Después se fue paseando, dejando escapar de entre sus labios el aroma de «La Gran Duquesa». Aún nos volvimos a ver en alguna otra ocasión, y asentíamos si no nos miraba nadie.

De todos modos, estoy yendo demasiado deprisa. Lo que intento explicar es que el asesinato fue premeditado. En el caso de un asesinato reprobable sé que esto habría sido considerado como agravante por la acusación. Por supuesto, queda en el aire la cuestión de si no son reprobables todos los asesinatos, pero obviemos esto. En mi mente, de hecho, consideraría que merecía un castigo si hubiera salido a degollar a los músicos en un momento de furia. Si uno tuviera que dar rienda suelta a su pasión cada vez que unos berridos le interrumpen en su trabajo o en su sueño, la vía pública estaría saturada de cadáveres. Nadie valora tanto como yo la vida humana ni entiende mejor cuán sagrada es.
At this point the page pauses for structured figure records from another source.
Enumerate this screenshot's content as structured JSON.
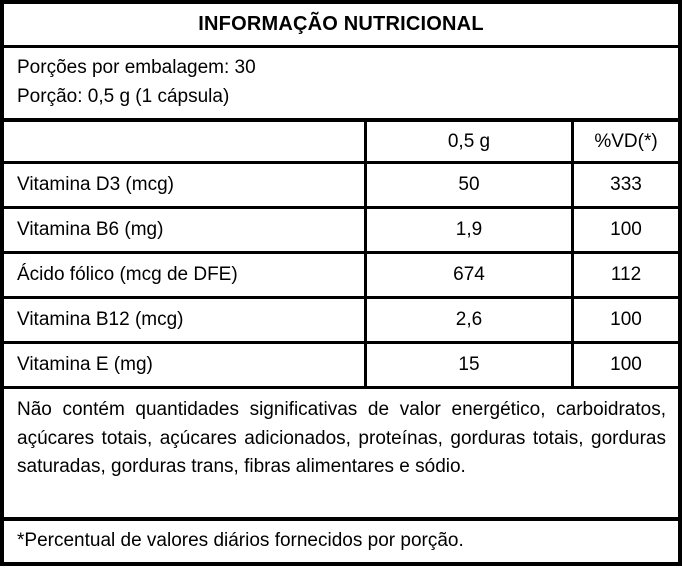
{
  "label": {
    "title": "INFORMAÇÃO NUTRICIONAL",
    "serving_info": {
      "servings_per_package": "Porções por embalagem: 30",
      "serving_size": "Porção: 0,5 g (1 cápsula)"
    },
    "table": {
      "header": {
        "nutrient_col": "",
        "amount_col": "0,5 g",
        "dv_col": "%VD(*)"
      },
      "rows": [
        {
          "name": "Vitamina D3 (mcg)",
          "amount": "50",
          "dv": "333"
        },
        {
          "name": "Vitamina B6 (mg)",
          "amount": "1,9",
          "dv": "100"
        },
        {
          "name": "Ácido fólico (mcg de DFE)",
          "amount": "674",
          "dv": "112"
        },
        {
          "name": "Vitamina B12 (mcg)",
          "amount": "2,6",
          "dv": "100"
        },
        {
          "name": "Vitamina E (mg)",
          "amount": "15",
          "dv": "100"
        }
      ]
    },
    "note": "Não contém quantidades significativas de valor energético, carboidratos, açúcares totais, açúcares adicionados, proteínas, gorduras totais, gorduras saturadas, gorduras trans, fibras alimentares e sódio.",
    "footnote": "*Percentual de valores diários fornecidos por porção."
  },
  "colors": {
    "border": "#000000",
    "background": "#ffffff",
    "text": "#000000"
  }
}
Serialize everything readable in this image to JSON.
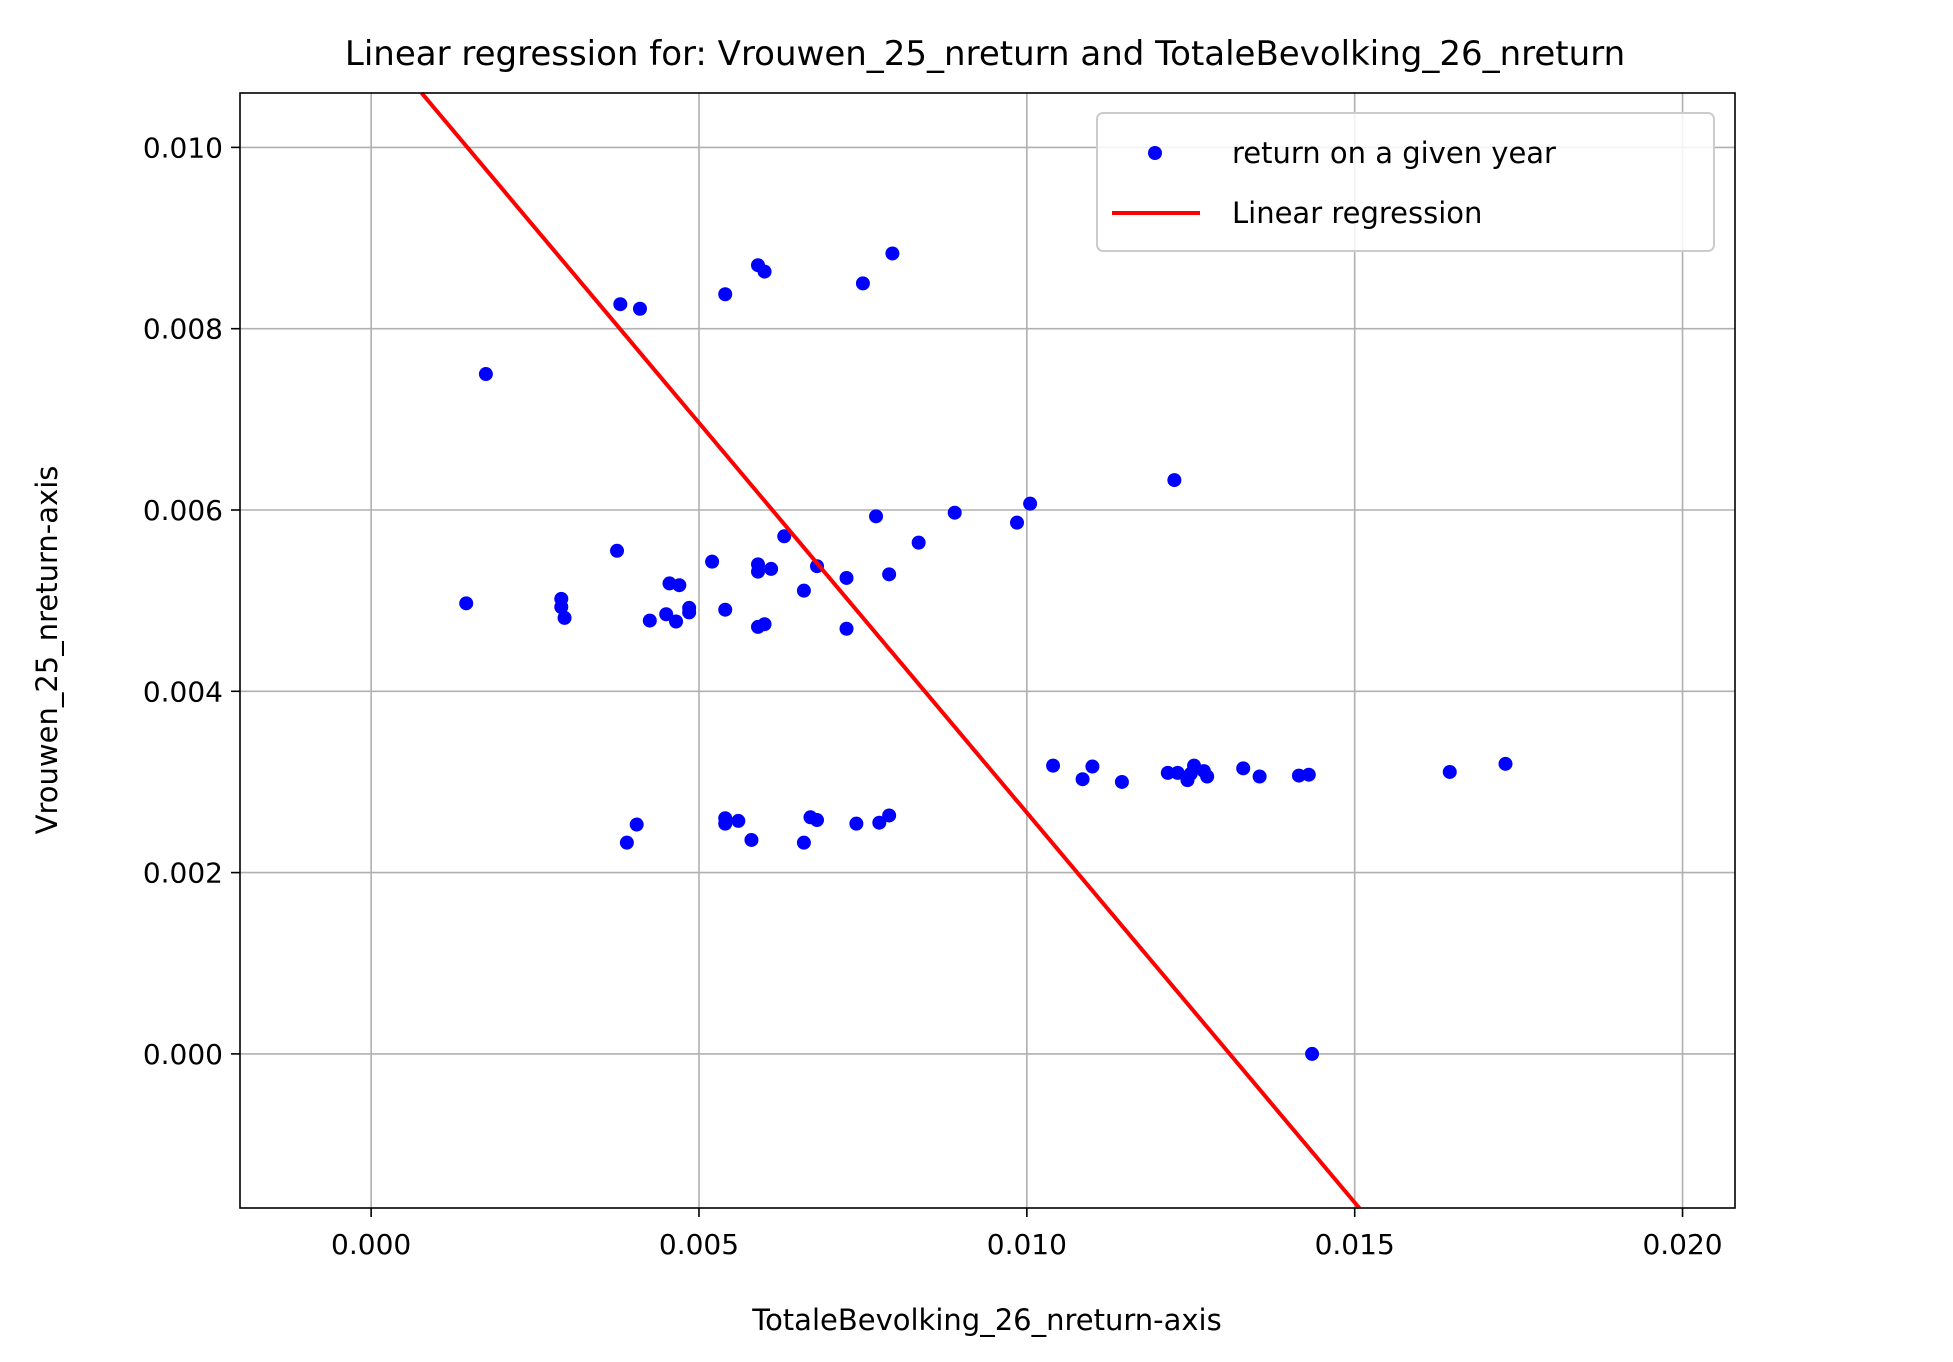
{
  "chart_data": {
    "type": "scatter",
    "title": "Linear regression for: Vrouwen_25_nreturn and TotaleBevolking_26_nreturn",
    "xlabel": "TotaleBevolking_26_nreturn-axis",
    "ylabel": "Vrouwen_25_nreturn-axis",
    "xlim": [
      -0.002,
      0.0208
    ],
    "ylim": [
      -0.0017,
      0.0106
    ],
    "xticks": [
      0.0,
      0.005,
      0.01,
      0.015,
      0.02
    ],
    "xtick_labels": [
      "0.000",
      "0.005",
      "0.010",
      "0.015",
      "0.020"
    ],
    "yticks": [
      0.0,
      0.002,
      0.004,
      0.006,
      0.008,
      0.01
    ],
    "ytick_labels": [
      "0.000",
      "0.002",
      "0.004",
      "0.006",
      "0.008",
      "0.010"
    ],
    "grid": true,
    "legend_position": "top-right",
    "series": [
      {
        "name": "return on a given year",
        "kind": "scatter",
        "color": "#0000ff",
        "points": [
          [
            0.00145,
            0.00497
          ],
          [
            0.00175,
            0.0075
          ],
          [
            0.0029,
            0.00502
          ],
          [
            0.0029,
            0.00493
          ],
          [
            0.00295,
            0.00481
          ],
          [
            0.00375,
            0.00555
          ],
          [
            0.0038,
            0.00827
          ],
          [
            0.0041,
            0.00822
          ],
          [
            0.00425,
            0.00478
          ],
          [
            0.0045,
            0.00485
          ],
          [
            0.00455,
            0.00519
          ],
          [
            0.00465,
            0.00477
          ],
          [
            0.0047,
            0.00517
          ],
          [
            0.00485,
            0.00487
          ],
          [
            0.00485,
            0.00492
          ],
          [
            0.0052,
            0.00543
          ],
          [
            0.0054,
            0.00838
          ],
          [
            0.0054,
            0.0049
          ],
          [
            0.0059,
            0.0087
          ],
          [
            0.006,
            0.00863
          ],
          [
            0.0059,
            0.0054
          ],
          [
            0.0059,
            0.00532
          ],
          [
            0.0061,
            0.00535
          ],
          [
            0.0059,
            0.00471
          ],
          [
            0.006,
            0.00474
          ],
          [
            0.0063,
            0.00571
          ],
          [
            0.0066,
            0.00511
          ],
          [
            0.0068,
            0.00538
          ],
          [
            0.00725,
            0.00525
          ],
          [
            0.00725,
            0.00469
          ],
          [
            0.0075,
            0.0085
          ],
          [
            0.0077,
            0.00593
          ],
          [
            0.00795,
            0.00883
          ],
          [
            0.0079,
            0.00529
          ],
          [
            0.00835,
            0.00564
          ],
          [
            0.0089,
            0.00597
          ],
          [
            0.00985,
            0.00586
          ],
          [
            0.01005,
            0.00607
          ],
          [
            0.01225,
            0.00633
          ],
          [
            0.0039,
            0.00233
          ],
          [
            0.00405,
            0.00253
          ],
          [
            0.0054,
            0.0026
          ],
          [
            0.0054,
            0.00254
          ],
          [
            0.0056,
            0.00257
          ],
          [
            0.0058,
            0.00236
          ],
          [
            0.0066,
            0.00233
          ],
          [
            0.0067,
            0.00261
          ],
          [
            0.0068,
            0.00258
          ],
          [
            0.0074,
            0.00254
          ],
          [
            0.00775,
            0.00255
          ],
          [
            0.0079,
            0.00263
          ],
          [
            0.0104,
            0.00318
          ],
          [
            0.01085,
            0.00303
          ],
          [
            0.011,
            0.00317
          ],
          [
            0.01145,
            0.003
          ],
          [
            0.01215,
            0.0031
          ],
          [
            0.0123,
            0.0031
          ],
          [
            0.01245,
            0.00302
          ],
          [
            0.0125,
            0.00309
          ],
          [
            0.01255,
            0.00318
          ],
          [
            0.0127,
            0.00312
          ],
          [
            0.01275,
            0.00306
          ],
          [
            0.0133,
            0.00315
          ],
          [
            0.01355,
            0.00306
          ],
          [
            0.01415,
            0.00307
          ],
          [
            0.0143,
            0.00308
          ],
          [
            0.01645,
            0.00311
          ],
          [
            0.0173,
            0.0032
          ],
          [
            0.01435,
            0.0
          ]
        ]
      },
      {
        "name": "Linear regression",
        "kind": "line",
        "color": "#ff0000",
        "points": [
          [
            0.00077,
            0.0106
          ],
          [
            0.01507,
            -0.0017
          ]
        ]
      }
    ]
  }
}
Sólo digo que puede haber momentos en que un hombre, habiendo sufrido lo suyo y tras meditar sobre ello con calma, está justificado para tomarse la ley por su mano; suponiendo siempre que sea capaz de hacerlo de una manera decente, discreta y sin escándalo. La epidemia de músicos navideños se desató a principios de diciembre, y noche sí noche no, más o menos, sus tormentos llegaban a altas horas de la madrugada y prorrumpían a cantar bajo mis ventanas. Me ponían nervioso. Me destrozaban los nervios aún más en las noches en que no venían, porque ya había empezado a escucharlos y nunca podía estar seguro de si se habían trasladado a otro barrio hasta las cuatro de la mañana. En cuanto a sus canciones, eran más parecidas a tonadillas de music hall que a villancicos. Así que una mañana —era, creo, el 23 de diciembre— les avisé, clara, completa y detalladamente sobre lo que les ocurriría si me volvían a molestar. Puesto que les había advertido, no puede atribuírseme culpa alguna, al menos, hasta cierto punto.
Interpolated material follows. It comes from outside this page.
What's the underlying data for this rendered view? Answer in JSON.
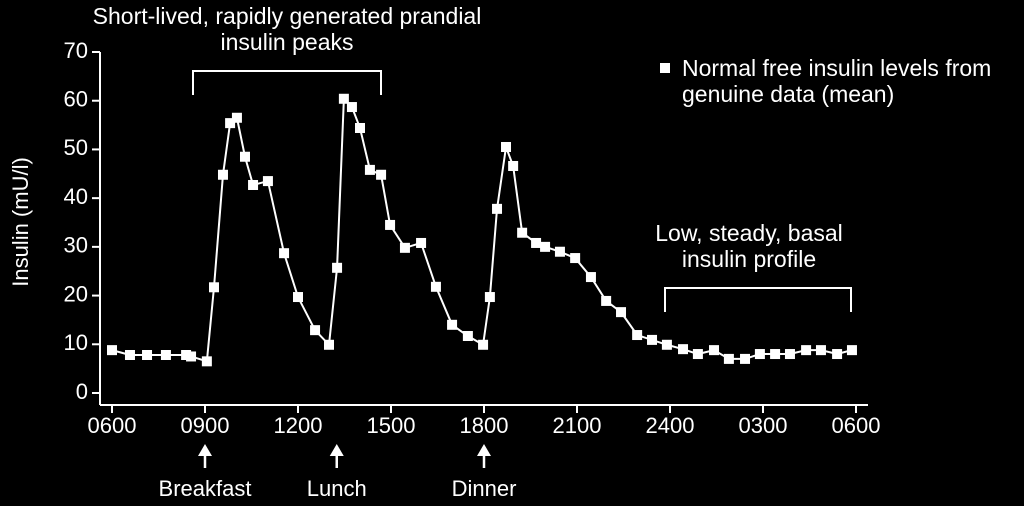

La Nochebuena desembocó en el día de Navidad antes de que los músicos llegaran aquella profética mañana. Abrí la ventana —si la memoria no me engaña— al instante y les clavé la mirada. No podría jurar que fueran las mismas personas a las que había avisado la noche antes. Quizás debería haberme asegurado de ello, pero en cualquier caso éstos eran cantantes experimentados. Su lamento ascendió hasta mi ventana con un vigor que demostraba que no eran principiantes. Además, la noche había sido fría, y no es que me pudiera yo pasar todo el día asomado a una ventana abierta. Asentí a los músicos con amabilidad y les indiqué mi puerta. Bajé abajo, les dejé entrar y me acompañaron a mis habitaciones. Como ya he dicho, el paso del tiempo me impide recordar cuántos eran: tres, creo. En cualquier caso, los llevé a mi cuarto y los estrangulé uno por uno. Murieron de manera bastante apacible y la única dificultad residió en deshacerse de los cadáveres. Pensé en dejarlos en los bordillos de distintas calles, pero me preocupaba que la policía no se diera cuenta de que eran músicos navideños, en cuyo caso habrían podido ocasionarme ciertas molestias. Así que cogí una pala y excavé dos (o tres) grandes hoyos en el patio de la fonda. Después llevé los cuerpos al lugar en cuestión, uno a uno y envueltos en mi alfombra, los metí allí dentro y los cubrí. Un observador atento habría reparado, algún tiempo después, que en aquella parte del patio había un pequeño montículo, pero producía el mismo efecto que un codo que sobresaliese de debajo de las sábanas. Sin embargo, nadie lo ha denunciado aún y yo todavía los veo con frecuencia en mis propios sueños.